Challis takes multiple samples from several sites in order to get accurate readings.
WATCH: What happens if you flush prescriptions down the toilet
So far, the results aren’t too concerning. Mark Hanson, a University of Manitoba ecology professor said the concentration of chemicals and drugs in our waterways is very low.
Despite best efforts, some drugs will end up in the water no matter what. Charles Wong, a Canada research chair in ecotoxicology at the University of Winnipeg, said pharmaceuticals will enter our rivers and streams, regardless of how we get rid of them.
“Our body doesn’t necessarily degrade the drugs completely,” says Wong. “We will excrete it through the urine and the feces.”
“Water treatment plants generally aren’t designed to get rid of these chemicals.
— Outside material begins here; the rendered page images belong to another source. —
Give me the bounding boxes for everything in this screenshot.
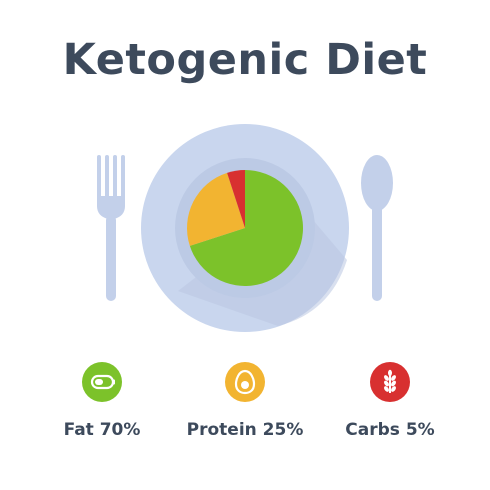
fat-badge [82,362,122,402]
egg-icon [234,369,256,395]
legend-item-carbs: Carbs 5% [315,362,465,440]
pie-slice-fat [189,170,304,287]
pie-slice-protein [187,172,245,246]
pie-slice-carbs [227,170,245,228]
legend-item-protein: Protein 25% [170,362,320,440]
fork-icon [97,155,125,301]
wheat-icon [384,369,396,393]
page-title: Ketogenic Diet [62,35,428,85]
legend-label-fat: Fat 70% [63,420,141,440]
legend-label-carbs: Carbs 5% [345,420,435,440]
legend-label-protein: Protein 25% [186,420,304,440]
protein-badge [225,362,265,402]
carbs-badge [370,362,410,402]
spoon-icon [361,155,393,301]
oil-bottle-icon [90,374,115,390]
pie-chart [187,170,304,287]
legend-item-fat: Fat 70% [27,362,177,440]
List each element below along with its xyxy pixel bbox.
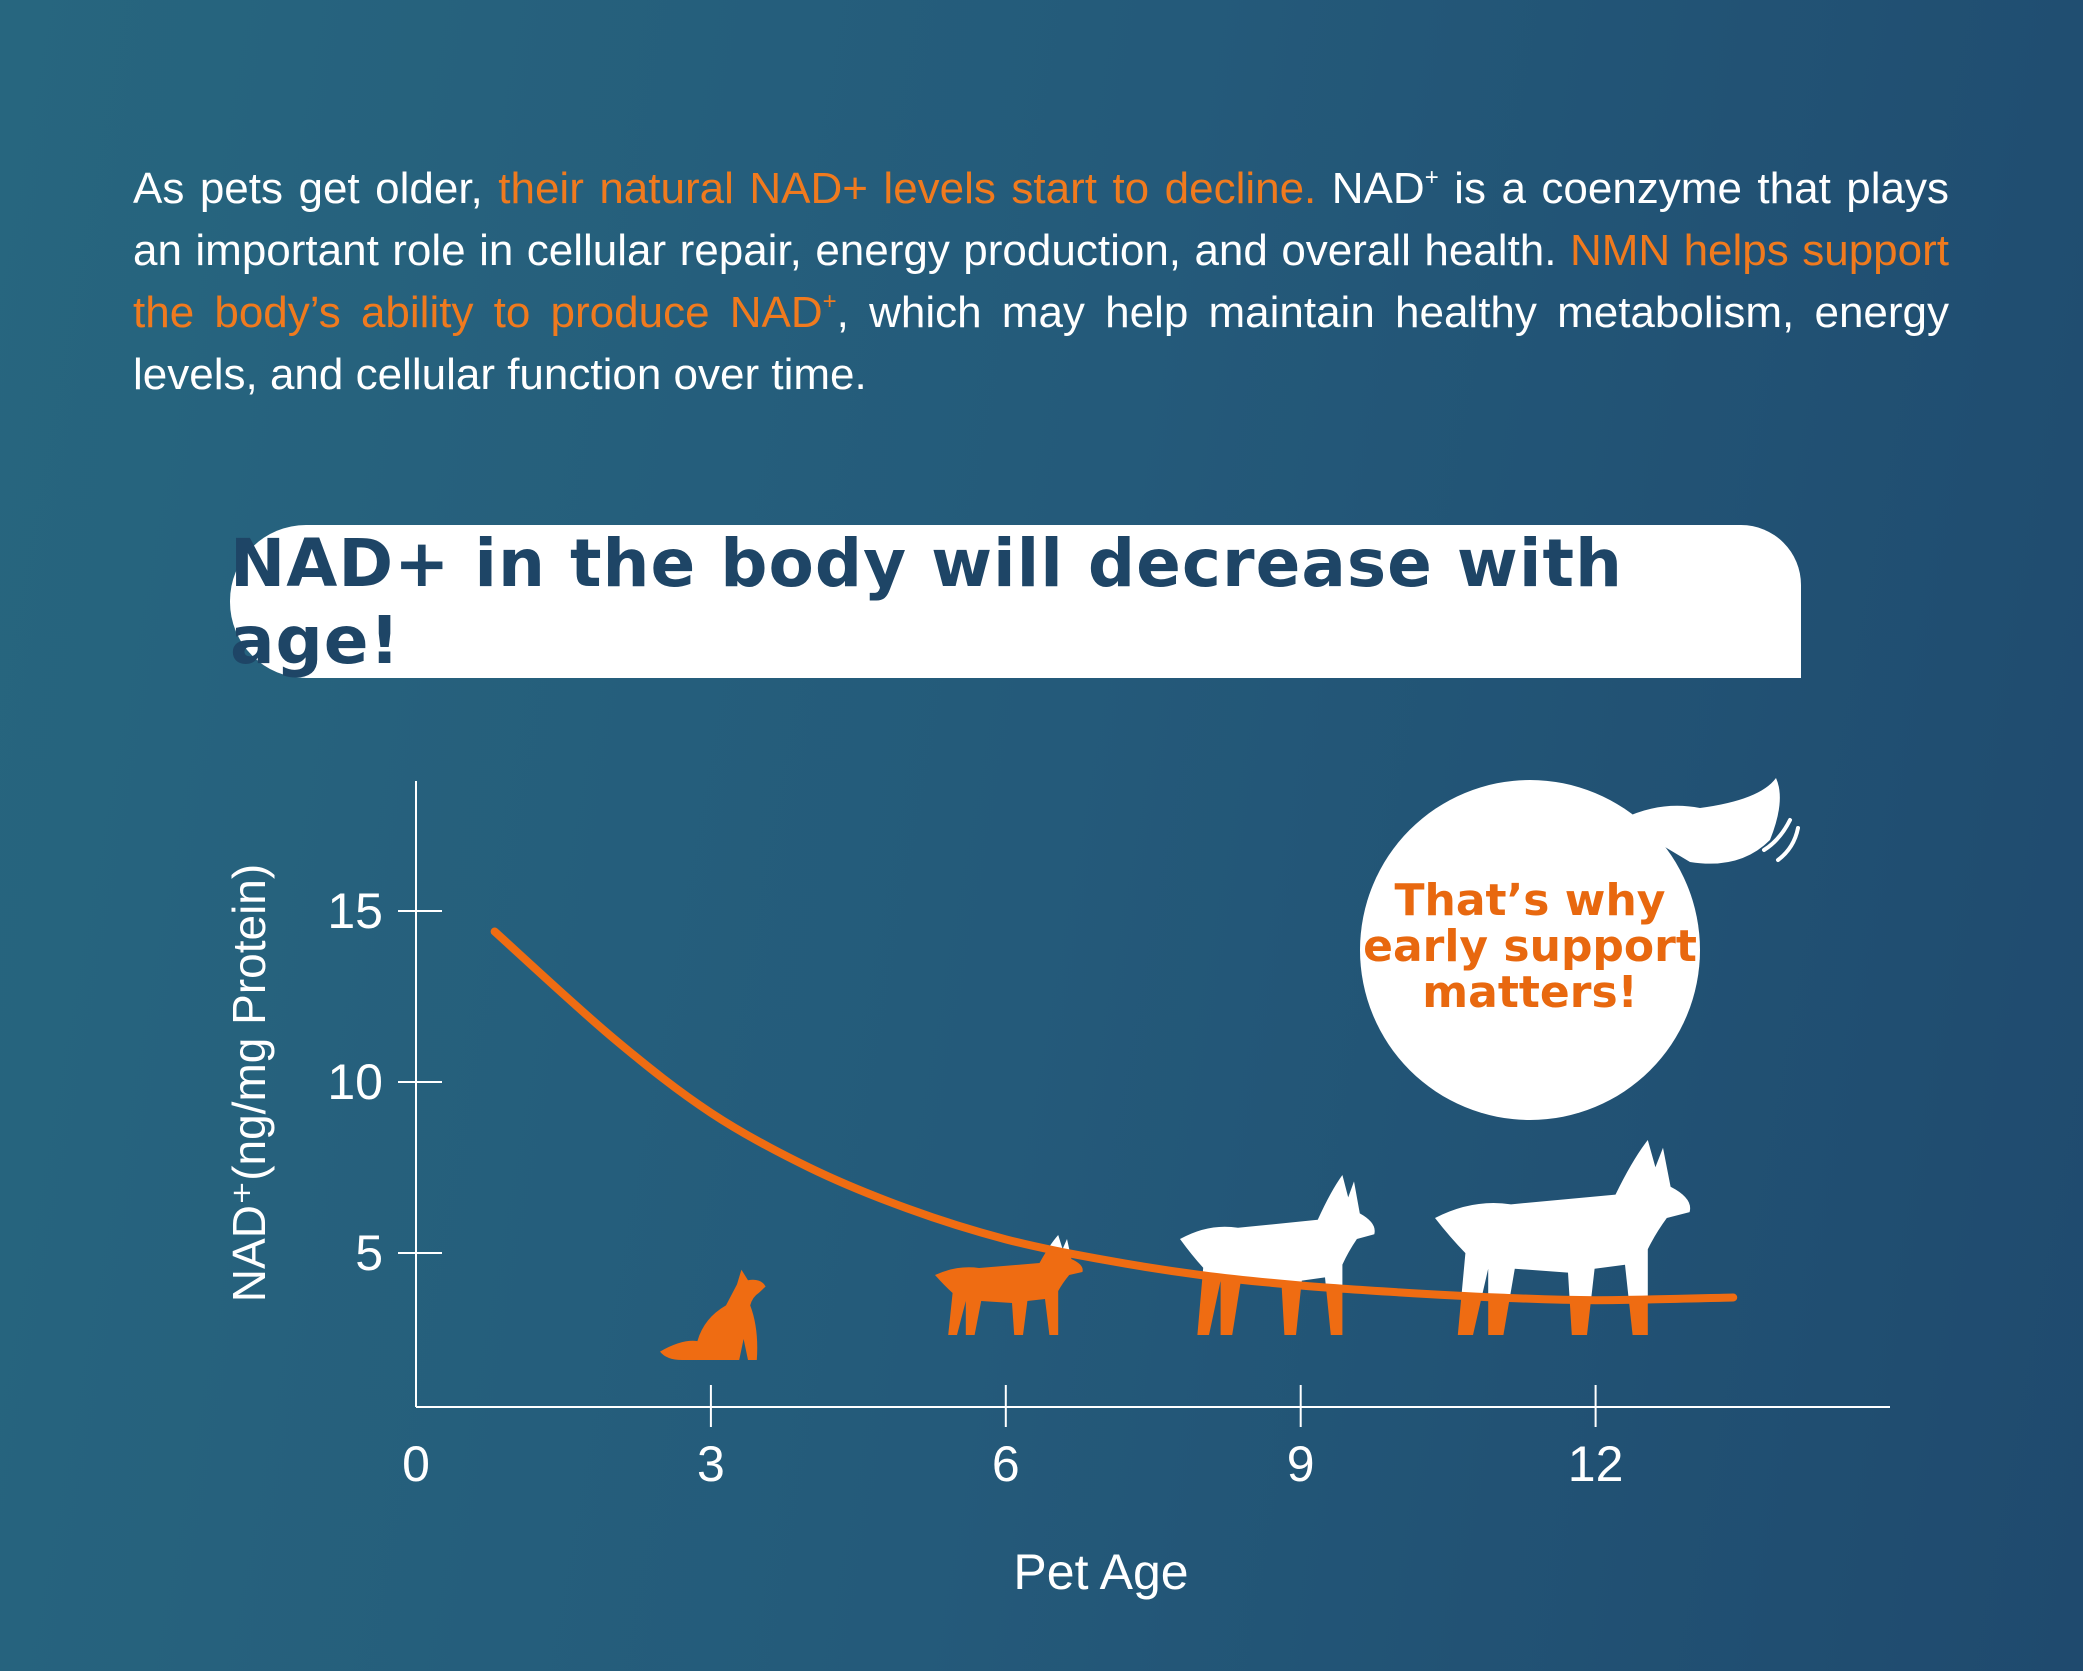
x-tick-label: 0: [402, 1436, 430, 1492]
superscript: +: [822, 288, 837, 315]
callout-text: That’s why early support matters!: [1363, 875, 1697, 1018]
motion-lines-icon: [1762, 818, 1800, 862]
puppy-icon: [660, 1269, 766, 1360]
axes: [415, 781, 1890, 1408]
intro-paragraph: As pets get older, their natural NAD+ le…: [133, 158, 1949, 406]
y-axis-label: NAD⁺(ng/mg Protein): [223, 864, 275, 1302]
y-tick-label: 10: [327, 1054, 383, 1110]
x-tick-label: 9: [1287, 1436, 1315, 1492]
y-tick-label: 5: [355, 1225, 383, 1281]
intro-text: is a coenzyme that plays an important ro…: [133, 164, 1950, 275]
title-banner: NAD+ in the body will decrease with age!: [230, 524, 1801, 679]
y-tick-label: 15: [327, 883, 383, 939]
intro-text: , which may help maintain healthy metabo…: [133, 288, 1950, 399]
intro-text: NAD: [1316, 164, 1425, 213]
intro-highlight-nmn: NMN helps support the body’s ability to …: [133, 226, 1949, 337]
nad-decline-line: [490, 927, 1738, 1305]
x-tick-label: 3: [697, 1436, 725, 1492]
x-tick-label: 6: [992, 1436, 1020, 1492]
chart-title: NAD+ in the body will decrease with age!: [230, 524, 1624, 679]
intro-text: As pets get older,: [133, 164, 499, 213]
speech-bubble: [1360, 778, 1800, 1120]
x-axis-label: Pet Age: [1013, 1544, 1188, 1600]
x-tick-label: 12: [1568, 1436, 1624, 1492]
intro-highlight-decline: their natural NAD+ levels start to decli…: [498, 164, 1317, 213]
superscript: +: [1424, 164, 1439, 191]
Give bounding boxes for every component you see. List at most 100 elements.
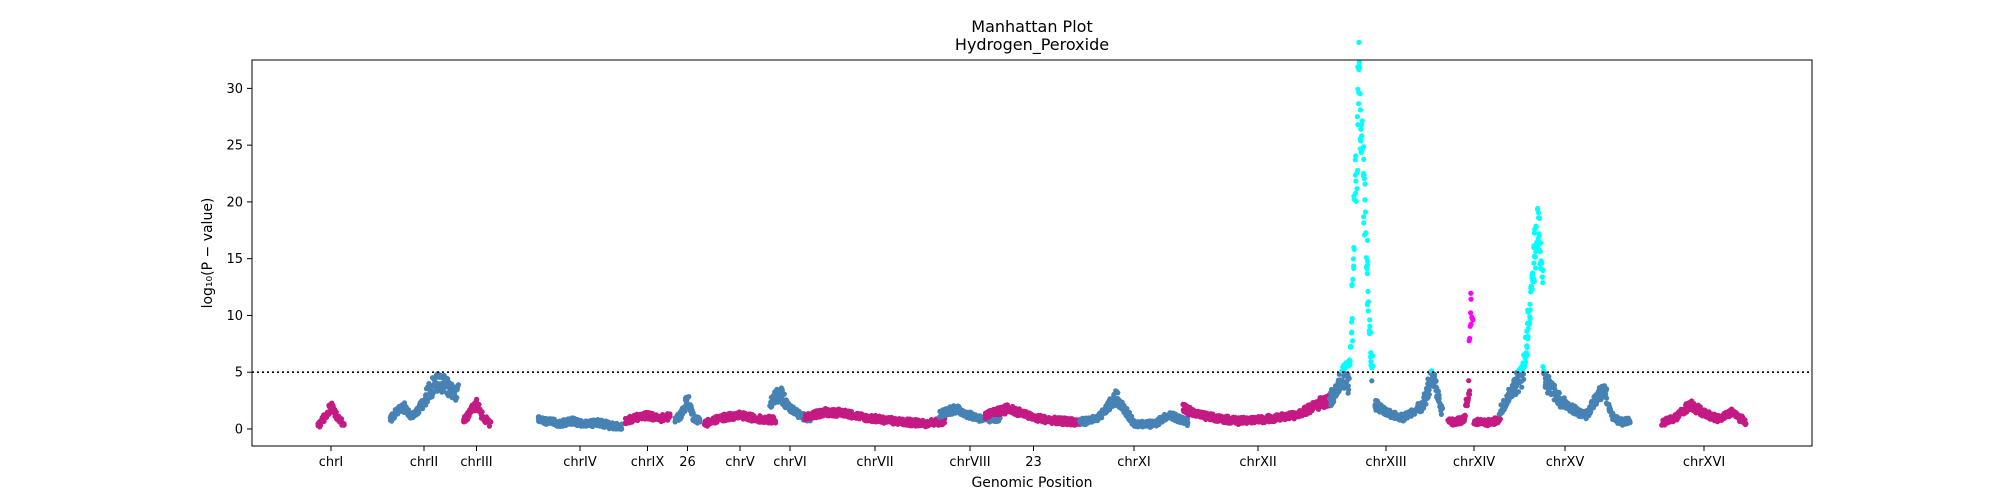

They’re designed to get rid of nutrients, particulates, bacteria, things like that.”
Luckily Manitoba has a relatively low population so even untreated water is somewhat clean. However, Wong has done extensive research in China and he’s seen first hand what happens when a lot of people live in a small area and the water isn’t properly managed. It can lead to water contamination.
“There’s 100 million people crowded into Guangdong province, which is smaller than Manitoba,” Wong said. “We’re talking concentrations of some of these chemicals out in the open waters that are higher than those in our water treatment plants.”
LISTEN: How you should safely get rid of your medication
Despite Manitoba’s track record when it comes to keeping our rivers and lakes clean, Hanson cautions we should never become complacent.
“The reason we’ve been able to achieve these successes is because we’ve been active in terms of trying to reduce those releases, have the appropriate treatments… and regulations,” He said. “We sort of forget this wasn’t just something that happened out of the blue. It was people thinking consciously in design, engineering and government, trying to make these things happen.”